On Feb. 24, an Army cyber operations official, who was not involved in the drill, told TSP in an email that "there was an authorized exercise,” which did include using tspgov.us, and it was conducted "using addresses in the jiatfs.southcom.mil domain." The Army official added that the practice session "was cleared and executed under the authority documented between" Joint Interagency Task Force South and Cyber Command. The training ended on Feb. 20.
That same day, TSP officials posted on their official site a warning to employees about look-a-like Web addresses: "Remember: TSP.GOV is the only legitimate web address for reaching the TSP online. Email links with spelling errors or slight variations in the TSP.GOV address (e.g., TSPGOV.US or T$P.GOV) may send you to fraudulent websites. These websites may steal your login credentials when you enter them."
Here's how the phishing scheme and TSP's response unfolded:
Feb. 11: TSP phishing email is disseminated by an unknown sender
Feb. 14: Plan participants start notifying the agency’s call center as well as Abuse@tsp.gov
Feb.19: Initial TSP review indicates the website location is Huntsville, Ala., location of the Army’s Redstone Arsenal
Feb. 20: Further review indicates the IP address of the website belongs to Ft. Huachuca, U.S. Army Information Systems Command. That day TSP contacts Army G6, the parent organization of any entity that would have registered the links.

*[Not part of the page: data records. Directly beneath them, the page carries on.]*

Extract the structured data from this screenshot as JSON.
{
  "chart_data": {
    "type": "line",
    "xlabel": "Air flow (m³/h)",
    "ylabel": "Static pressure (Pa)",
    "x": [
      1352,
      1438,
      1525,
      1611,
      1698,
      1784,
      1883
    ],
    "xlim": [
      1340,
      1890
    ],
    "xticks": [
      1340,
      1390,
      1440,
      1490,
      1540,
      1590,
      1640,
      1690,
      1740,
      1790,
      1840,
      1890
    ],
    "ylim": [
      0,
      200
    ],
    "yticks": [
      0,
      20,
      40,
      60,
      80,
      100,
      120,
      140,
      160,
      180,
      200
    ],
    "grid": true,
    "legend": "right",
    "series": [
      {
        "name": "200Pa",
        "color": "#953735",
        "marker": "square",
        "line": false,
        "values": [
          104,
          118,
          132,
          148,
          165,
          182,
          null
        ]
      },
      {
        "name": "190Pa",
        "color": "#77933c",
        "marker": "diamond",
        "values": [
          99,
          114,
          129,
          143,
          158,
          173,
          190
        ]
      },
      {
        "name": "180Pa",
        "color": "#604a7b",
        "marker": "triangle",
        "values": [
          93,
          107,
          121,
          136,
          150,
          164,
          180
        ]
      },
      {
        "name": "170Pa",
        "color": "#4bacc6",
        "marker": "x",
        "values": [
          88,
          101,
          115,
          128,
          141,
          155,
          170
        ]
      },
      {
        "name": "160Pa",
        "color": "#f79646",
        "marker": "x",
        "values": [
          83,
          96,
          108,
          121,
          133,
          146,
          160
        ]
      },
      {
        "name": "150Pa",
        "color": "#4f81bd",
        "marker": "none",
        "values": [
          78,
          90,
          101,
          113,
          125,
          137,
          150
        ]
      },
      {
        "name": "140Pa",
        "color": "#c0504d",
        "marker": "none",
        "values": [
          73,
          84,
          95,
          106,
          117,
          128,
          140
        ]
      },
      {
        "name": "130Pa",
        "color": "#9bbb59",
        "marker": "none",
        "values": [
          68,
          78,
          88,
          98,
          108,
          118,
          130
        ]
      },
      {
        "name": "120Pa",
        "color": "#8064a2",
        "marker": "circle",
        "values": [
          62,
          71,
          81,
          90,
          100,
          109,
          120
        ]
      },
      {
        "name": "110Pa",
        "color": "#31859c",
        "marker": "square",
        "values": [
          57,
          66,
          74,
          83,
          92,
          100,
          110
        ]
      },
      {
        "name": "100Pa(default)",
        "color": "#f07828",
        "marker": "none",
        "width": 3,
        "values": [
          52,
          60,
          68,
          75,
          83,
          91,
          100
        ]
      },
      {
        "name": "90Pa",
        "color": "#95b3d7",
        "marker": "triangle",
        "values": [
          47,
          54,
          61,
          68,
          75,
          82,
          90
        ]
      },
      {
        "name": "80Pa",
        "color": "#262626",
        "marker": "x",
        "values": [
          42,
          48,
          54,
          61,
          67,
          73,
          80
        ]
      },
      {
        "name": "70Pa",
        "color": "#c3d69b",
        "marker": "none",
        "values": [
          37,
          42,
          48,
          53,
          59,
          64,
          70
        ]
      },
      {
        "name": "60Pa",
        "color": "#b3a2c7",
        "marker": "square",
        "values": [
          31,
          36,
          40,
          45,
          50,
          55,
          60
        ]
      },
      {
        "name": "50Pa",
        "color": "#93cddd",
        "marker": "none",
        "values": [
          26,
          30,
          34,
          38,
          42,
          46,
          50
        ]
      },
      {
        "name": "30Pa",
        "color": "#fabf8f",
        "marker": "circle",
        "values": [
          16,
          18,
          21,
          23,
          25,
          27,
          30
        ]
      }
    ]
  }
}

Feb. 24: An Army cyber operations official emails TSP, saying: "Here is what I was able to find out. Yes, there was an authorized exercise which was conducted on 10/11 Feb which did include using tspgov.us. The exercise was conducted using addresses in the jiatfs.southcom.mil domain. The exercise was cleared and executed under the authority documented between [Joint Interagency Task Force South and Cyber Command]. Event was concluded on 20 Feb." The same day, the official TSP.gov website posts an alert to citizens, stating:
"Phishing, E-mail Scams, and Bogus Websites — (February 24, 2014) Remember: TSP.GOV is the only legitimate web address for reaching the TSP online. Email links with spelling errors or slight variations in theTSP.GOV address (e.g., TSPGOV.US or T$P.GOV) may send you to fraudulent websites. These websites may steal your login credentials when you enter them.”